La dirección y el guion de "Los diablos..." han caído en gente con tanto background fílmico como televisivo. Fernando Barreto ha esbozado una narración más convencional, lineal, buscando desde el comienzo la confluencia de subplots más que su simple alternancia; pero el director Augusto Tamayo, en una decisión no muy feliz hasta donde he visto, la pega de moderno y se satura de cortes bruscos, de zooms y movimientos de cámara violentos que pretenden compensar --aunque más es lo que estorban-- la falta de nervio de las actuaciones. Los mejores planos son los más limpios.
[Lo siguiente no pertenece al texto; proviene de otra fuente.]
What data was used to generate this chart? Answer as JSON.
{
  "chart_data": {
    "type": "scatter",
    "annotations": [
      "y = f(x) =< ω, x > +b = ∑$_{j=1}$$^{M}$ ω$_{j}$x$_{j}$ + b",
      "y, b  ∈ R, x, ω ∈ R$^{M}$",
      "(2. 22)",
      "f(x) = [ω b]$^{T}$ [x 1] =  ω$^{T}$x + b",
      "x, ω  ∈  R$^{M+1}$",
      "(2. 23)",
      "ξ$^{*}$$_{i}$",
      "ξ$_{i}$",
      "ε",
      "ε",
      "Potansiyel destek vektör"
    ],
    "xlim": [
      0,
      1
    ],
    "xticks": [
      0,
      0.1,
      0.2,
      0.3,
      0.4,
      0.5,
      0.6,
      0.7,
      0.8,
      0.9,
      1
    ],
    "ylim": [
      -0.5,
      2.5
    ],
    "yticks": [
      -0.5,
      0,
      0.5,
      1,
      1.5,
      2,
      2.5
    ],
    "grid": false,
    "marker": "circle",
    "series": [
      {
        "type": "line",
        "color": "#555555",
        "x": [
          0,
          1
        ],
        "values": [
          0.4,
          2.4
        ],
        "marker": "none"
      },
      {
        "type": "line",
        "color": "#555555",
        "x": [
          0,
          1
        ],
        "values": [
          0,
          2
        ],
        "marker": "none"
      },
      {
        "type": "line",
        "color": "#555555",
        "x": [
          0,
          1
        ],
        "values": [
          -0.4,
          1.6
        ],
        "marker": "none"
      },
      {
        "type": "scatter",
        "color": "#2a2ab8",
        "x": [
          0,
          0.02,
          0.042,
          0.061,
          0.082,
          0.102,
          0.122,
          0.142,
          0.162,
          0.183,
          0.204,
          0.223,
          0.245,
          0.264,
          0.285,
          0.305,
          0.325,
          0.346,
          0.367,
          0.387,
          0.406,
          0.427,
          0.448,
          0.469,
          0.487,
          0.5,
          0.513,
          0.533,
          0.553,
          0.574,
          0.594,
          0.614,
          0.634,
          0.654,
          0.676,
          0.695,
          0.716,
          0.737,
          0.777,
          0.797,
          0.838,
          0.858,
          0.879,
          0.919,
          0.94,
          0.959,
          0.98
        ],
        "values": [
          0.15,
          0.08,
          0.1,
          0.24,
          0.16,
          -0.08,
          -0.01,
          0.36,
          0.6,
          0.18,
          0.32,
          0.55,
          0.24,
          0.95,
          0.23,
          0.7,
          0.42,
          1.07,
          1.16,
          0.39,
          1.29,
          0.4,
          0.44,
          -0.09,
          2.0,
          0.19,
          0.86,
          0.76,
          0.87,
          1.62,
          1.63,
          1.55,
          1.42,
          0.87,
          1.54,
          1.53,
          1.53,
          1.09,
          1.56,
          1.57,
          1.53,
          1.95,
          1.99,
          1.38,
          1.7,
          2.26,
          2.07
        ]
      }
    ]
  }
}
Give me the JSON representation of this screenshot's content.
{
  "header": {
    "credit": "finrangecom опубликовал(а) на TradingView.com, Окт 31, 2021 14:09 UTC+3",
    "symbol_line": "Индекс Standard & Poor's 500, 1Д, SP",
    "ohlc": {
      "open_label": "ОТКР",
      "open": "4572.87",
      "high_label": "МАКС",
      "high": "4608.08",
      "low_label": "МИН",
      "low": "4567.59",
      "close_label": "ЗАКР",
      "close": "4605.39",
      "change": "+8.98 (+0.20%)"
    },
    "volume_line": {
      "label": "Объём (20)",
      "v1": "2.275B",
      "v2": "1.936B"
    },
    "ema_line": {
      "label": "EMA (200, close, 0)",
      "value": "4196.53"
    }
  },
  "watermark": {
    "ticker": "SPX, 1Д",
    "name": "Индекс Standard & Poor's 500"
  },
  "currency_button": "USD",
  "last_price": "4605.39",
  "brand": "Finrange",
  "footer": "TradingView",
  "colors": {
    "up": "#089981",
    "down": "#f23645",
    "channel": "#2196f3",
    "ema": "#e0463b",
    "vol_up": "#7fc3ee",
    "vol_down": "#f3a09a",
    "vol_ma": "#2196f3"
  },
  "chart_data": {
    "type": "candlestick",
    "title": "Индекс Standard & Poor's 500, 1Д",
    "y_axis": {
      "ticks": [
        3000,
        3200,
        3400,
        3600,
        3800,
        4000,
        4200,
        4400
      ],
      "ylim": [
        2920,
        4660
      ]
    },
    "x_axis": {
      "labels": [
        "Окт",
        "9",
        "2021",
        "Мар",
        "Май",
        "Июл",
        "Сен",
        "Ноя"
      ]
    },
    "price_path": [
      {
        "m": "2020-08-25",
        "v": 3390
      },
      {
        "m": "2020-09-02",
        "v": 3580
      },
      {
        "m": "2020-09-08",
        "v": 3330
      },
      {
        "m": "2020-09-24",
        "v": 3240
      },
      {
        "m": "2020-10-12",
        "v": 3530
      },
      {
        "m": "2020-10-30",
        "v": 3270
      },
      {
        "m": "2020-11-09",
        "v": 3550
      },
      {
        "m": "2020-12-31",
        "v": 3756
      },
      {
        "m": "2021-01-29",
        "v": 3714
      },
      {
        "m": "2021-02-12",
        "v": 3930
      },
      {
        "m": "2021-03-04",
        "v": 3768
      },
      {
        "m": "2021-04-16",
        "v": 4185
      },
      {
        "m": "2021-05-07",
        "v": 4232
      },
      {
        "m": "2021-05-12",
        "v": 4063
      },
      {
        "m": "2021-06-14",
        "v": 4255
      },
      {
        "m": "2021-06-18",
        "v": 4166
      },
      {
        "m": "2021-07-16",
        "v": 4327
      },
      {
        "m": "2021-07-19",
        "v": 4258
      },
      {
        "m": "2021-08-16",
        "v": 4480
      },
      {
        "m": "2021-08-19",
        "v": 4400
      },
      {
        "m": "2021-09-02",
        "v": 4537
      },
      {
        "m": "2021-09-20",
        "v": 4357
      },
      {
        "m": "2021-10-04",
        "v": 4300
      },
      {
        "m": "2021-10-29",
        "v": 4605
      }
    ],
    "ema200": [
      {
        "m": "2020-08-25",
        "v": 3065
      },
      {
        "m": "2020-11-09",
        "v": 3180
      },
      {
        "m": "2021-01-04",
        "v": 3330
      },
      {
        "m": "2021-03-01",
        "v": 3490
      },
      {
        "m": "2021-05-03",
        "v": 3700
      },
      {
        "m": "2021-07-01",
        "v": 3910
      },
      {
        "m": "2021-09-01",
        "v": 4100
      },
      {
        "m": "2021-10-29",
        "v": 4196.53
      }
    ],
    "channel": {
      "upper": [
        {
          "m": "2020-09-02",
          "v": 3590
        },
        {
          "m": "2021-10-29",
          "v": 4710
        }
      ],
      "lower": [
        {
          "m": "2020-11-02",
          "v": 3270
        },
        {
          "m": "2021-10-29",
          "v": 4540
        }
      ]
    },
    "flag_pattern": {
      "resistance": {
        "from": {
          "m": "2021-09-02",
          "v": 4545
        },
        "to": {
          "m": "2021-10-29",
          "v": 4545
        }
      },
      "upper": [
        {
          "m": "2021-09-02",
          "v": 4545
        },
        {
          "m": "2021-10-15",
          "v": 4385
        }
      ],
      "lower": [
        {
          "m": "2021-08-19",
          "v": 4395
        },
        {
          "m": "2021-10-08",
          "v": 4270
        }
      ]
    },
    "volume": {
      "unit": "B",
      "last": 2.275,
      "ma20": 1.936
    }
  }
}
Ya que hablamos de los actores, destaco en primer lugar a Giselle Collao. Su personaje, Milagros, se afecta por el estereotipo romántico de la Julieta disputada por los polos opuestos, Lalo y Lobo. Pero Giselle se las arregla para dejar en claro que su dulzura es solo una apariencia, un mecanismo de defensa. Si, además, quieren apreciar su versatilidad, pueden verla en "La pre", como arribista sin atenuantes.

Edwin Vásquez, el protagonista Lalo, luce esa apostura mestiza que está siendo reivindicada, para bien, en nuestra racista TV, aunque es un actor todavía duro y con una voz ronca, sin matices, que hace recordar a la del veterano Jorge Rodríguez Paz. Su mamá (Susan León) parece escapada de "Sabrosas". Cano sobreactúa como siempre, y Reynaldo Arenas está preciso y comedido como nunca. A seguir viendo.